The sound effects for stone wings might be hard to pull off, though…
Anyway, here’s a current update (it doesn’t really deserve that - it looks hideous - but anyway). I finally managed to edit a single feather in the Gimp (don’t ask…) and import it into Blender with an alpha channel. This is just turning DupliVerts on.
As you can see, I could really use a tutorial on orienting ‘card hair’ correctly… And then get a generic feather material for everything but the wings, which will use the dupliverted feather (with more vertices, etc.). I saw that someone posted a materials library with a really nice feather texture, but the link is broken.
You could, but it’d mainly look like crap. Maybe for the small, small feathers on the neck and face, but around the legs and on the tail and wings you’d need proper feathers.
Density matters.
If you are using dupliverts, on your ‘duplicate object’ get rid of the vertices at the feet (feet don’t have feathers) and increase the number of vertices around the body.
Particles work somewhat the same way. You can control how many particles come out of an area and how they are distributed across the area, but the area is defined by the underlying mesh (the duplicate object).
Birds have differently sized feathers.
I would use about three sizes of feather.

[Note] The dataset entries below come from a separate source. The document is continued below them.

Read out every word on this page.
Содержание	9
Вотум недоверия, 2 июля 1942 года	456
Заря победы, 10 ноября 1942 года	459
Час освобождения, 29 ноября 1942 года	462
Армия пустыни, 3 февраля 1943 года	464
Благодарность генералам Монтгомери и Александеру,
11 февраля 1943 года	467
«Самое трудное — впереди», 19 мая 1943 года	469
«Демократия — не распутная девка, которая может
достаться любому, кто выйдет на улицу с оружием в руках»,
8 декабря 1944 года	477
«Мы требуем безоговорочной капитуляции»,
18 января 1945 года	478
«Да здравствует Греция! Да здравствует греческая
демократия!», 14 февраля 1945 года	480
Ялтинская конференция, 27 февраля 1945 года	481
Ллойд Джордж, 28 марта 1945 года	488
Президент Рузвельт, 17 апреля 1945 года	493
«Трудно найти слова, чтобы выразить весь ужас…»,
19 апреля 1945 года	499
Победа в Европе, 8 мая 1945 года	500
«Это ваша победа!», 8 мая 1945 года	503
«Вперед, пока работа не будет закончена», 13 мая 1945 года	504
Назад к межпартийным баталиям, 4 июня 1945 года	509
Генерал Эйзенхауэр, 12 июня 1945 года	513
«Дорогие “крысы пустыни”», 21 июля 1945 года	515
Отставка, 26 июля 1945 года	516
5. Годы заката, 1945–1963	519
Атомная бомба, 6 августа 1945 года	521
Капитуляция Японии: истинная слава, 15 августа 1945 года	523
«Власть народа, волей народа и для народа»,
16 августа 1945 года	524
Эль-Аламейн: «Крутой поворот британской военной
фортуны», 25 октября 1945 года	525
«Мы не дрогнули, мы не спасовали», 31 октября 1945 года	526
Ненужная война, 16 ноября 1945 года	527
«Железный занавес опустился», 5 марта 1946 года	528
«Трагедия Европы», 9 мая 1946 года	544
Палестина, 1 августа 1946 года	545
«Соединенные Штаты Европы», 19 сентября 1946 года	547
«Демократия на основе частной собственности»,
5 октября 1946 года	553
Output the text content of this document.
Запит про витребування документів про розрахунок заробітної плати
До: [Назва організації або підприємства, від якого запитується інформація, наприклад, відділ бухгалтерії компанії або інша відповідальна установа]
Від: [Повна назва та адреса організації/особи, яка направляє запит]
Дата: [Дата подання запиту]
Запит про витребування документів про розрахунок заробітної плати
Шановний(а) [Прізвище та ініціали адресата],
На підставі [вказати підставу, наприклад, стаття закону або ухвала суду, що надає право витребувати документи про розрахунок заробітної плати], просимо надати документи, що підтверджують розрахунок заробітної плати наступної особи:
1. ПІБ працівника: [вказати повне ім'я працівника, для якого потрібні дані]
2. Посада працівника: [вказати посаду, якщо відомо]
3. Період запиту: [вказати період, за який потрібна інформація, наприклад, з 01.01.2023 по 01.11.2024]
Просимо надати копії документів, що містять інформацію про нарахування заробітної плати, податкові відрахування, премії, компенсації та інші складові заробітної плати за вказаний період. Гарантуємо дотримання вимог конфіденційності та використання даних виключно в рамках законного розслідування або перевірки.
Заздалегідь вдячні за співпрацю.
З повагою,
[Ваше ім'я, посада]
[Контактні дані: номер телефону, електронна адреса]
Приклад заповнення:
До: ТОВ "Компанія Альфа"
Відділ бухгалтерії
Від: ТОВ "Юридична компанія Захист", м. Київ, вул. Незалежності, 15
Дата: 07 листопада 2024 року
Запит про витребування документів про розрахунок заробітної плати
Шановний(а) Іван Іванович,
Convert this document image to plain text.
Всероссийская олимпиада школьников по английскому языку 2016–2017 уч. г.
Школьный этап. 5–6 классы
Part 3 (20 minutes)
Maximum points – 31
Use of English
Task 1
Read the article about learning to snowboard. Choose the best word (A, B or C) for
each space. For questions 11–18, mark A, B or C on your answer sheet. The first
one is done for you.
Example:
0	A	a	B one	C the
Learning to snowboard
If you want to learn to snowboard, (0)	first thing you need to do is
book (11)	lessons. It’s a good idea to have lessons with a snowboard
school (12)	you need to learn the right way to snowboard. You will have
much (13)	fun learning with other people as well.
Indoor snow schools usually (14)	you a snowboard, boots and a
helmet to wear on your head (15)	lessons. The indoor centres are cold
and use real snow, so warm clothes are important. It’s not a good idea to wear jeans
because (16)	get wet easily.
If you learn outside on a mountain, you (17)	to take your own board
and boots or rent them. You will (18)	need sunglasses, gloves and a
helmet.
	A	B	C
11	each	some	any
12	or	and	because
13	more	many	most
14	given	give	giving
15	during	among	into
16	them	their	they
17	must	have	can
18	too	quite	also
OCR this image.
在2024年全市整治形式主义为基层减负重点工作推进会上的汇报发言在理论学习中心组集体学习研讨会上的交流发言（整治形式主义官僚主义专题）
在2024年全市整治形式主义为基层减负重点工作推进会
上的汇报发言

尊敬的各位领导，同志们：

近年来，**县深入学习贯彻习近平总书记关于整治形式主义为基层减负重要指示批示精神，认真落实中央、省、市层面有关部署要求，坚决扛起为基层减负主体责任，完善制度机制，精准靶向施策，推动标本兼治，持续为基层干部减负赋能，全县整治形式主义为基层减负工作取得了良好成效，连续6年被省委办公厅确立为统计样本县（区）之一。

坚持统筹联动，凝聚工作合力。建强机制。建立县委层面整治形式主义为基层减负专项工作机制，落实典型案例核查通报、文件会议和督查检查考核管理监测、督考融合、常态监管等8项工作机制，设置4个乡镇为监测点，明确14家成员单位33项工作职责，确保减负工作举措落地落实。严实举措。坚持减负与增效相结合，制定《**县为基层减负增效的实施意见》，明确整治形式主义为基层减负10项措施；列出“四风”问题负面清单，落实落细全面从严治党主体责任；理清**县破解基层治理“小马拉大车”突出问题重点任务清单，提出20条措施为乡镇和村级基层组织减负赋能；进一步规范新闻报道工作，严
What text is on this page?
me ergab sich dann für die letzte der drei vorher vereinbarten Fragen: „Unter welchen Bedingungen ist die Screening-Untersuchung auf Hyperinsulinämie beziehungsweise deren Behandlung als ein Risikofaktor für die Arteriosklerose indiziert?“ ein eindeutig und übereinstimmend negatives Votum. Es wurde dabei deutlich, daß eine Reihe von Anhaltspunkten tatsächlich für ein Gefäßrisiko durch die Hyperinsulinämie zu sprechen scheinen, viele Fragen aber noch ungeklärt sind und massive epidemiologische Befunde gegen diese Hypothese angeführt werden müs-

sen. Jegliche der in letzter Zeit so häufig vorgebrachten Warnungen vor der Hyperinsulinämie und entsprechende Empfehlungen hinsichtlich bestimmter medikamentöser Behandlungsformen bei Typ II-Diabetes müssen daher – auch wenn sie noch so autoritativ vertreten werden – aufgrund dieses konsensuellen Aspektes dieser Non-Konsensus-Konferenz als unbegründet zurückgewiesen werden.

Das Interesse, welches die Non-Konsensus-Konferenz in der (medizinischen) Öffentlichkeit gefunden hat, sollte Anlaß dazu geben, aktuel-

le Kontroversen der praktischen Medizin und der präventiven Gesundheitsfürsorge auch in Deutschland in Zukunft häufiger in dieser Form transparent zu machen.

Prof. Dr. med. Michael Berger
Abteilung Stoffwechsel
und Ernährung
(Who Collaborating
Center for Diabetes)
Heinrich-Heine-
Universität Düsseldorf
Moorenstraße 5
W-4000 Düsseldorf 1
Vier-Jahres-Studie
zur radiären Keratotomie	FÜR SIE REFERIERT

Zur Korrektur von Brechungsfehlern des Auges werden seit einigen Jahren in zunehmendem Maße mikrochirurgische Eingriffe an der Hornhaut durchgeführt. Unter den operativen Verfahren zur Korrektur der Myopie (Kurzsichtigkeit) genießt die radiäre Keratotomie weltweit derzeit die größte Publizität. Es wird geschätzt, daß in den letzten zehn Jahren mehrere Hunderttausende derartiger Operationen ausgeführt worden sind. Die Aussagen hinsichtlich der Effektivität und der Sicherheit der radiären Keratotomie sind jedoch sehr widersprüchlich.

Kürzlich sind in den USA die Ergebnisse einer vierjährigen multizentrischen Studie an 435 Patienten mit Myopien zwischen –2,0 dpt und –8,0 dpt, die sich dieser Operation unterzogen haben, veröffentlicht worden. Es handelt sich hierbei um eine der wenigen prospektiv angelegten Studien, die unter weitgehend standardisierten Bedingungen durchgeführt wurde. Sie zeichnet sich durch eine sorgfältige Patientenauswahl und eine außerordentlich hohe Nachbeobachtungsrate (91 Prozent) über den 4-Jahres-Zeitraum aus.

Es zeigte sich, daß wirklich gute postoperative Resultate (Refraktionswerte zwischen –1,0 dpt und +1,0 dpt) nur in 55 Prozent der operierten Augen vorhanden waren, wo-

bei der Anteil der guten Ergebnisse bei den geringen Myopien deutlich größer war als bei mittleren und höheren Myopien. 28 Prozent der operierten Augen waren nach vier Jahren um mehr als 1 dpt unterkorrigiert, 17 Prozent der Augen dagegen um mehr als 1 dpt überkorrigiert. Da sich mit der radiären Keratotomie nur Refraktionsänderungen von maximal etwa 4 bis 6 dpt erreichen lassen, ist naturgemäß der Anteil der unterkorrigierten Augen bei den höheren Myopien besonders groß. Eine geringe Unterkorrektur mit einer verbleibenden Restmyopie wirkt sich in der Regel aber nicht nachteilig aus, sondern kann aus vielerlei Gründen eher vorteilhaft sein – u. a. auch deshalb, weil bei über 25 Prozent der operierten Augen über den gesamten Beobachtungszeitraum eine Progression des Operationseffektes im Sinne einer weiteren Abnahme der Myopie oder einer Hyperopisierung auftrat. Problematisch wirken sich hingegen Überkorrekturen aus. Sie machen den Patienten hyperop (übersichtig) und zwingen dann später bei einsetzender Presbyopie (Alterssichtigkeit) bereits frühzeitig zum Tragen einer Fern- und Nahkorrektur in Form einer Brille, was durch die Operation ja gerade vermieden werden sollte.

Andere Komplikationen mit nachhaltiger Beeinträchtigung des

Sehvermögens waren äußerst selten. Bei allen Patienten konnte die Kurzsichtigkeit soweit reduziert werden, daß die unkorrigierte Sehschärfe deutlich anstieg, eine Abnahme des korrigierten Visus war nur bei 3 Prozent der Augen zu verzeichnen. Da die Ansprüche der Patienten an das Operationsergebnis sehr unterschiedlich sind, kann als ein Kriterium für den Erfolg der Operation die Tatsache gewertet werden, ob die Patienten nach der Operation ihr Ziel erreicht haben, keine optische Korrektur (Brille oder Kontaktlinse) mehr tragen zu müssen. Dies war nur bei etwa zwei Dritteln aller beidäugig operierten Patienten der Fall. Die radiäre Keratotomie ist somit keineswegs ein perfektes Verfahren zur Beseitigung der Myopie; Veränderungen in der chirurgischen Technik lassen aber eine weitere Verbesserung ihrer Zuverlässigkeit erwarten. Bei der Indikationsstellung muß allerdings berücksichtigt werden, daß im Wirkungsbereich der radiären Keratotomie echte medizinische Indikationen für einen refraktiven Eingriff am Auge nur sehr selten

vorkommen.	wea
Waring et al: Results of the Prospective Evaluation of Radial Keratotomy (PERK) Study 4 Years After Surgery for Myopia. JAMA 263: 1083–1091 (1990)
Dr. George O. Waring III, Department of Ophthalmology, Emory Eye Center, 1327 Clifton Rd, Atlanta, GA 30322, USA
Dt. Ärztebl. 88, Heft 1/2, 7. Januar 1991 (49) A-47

Use the smallest feathers for the body. When using particles, you can start out with a low particle count to arrange the feathers, then increase it before render.
Medium sized feathers for things you don’t want to tweak too much by hand, like the secondary feathers along the back of the wing and the tail feathers, and a few primary feathers.
Largest feathers to the primary feathers that angle noticeably when the wing moves. These you will likely want to rig in place instead of using particles/dupliverts.
Some delicate spots (like near the eyes and along the joints at the pelvis) don’t really need feathers. Just an appropriate bump.
re: Particles. No, it isn’t necessarily defined by the underlying mesh, turn on ‘random’ and ‘even’ to make the density even, then control the density with a painted vertex group.
My difficulty at this point is emitting particle-based mini-feathers (just using color gradient strands) in certain areas (body), then emitting dupliverted feathers on the wings, and finally having plain old materials for the feet, beak, etc.
I’ll probably have to create several different mesh sections for each type of ‘feathering’.
Okay, here’s an update. Rereading some of the comments, and tweaking the materials settings - a lot - I got the following render. The body uses strands for ‘mini’ feathers. The look I have right now is probably good enough for my purposes as far as the body goes.
The beak and feet will need a bit of work with materials yet - texturing bump and color maps. I’m going to follow Duoas’s suggestion and hand-model & rig the feathers on the wing.
Anywho, here’s the render. (Thumbnail - click to enlarge)
I would make the feathers a little bigger(using halos for materials) and give them more specular highlights. Right now from a short distance he just looks solid black
Er, don’t individually rig them all --you’ll go insane. This image is hotlinked on the internet. If you don’t see it, click here.
All the feathers in red you should be able to apply with dupliverts (separate for each wing, so you can adjust them together for each wing separately). Where it says “leave few feathers” (these are primary feathers) is where you’ll want to spend your time rigging individual feathers. The area labeled “cut feathers” you can divide in half then individually rig the left half and include the right half with the dupliverted section.
Duoas - thanks a lot. Creating & rigging the feathers is what I’m starting on now, so that comes in handy - great reference picture!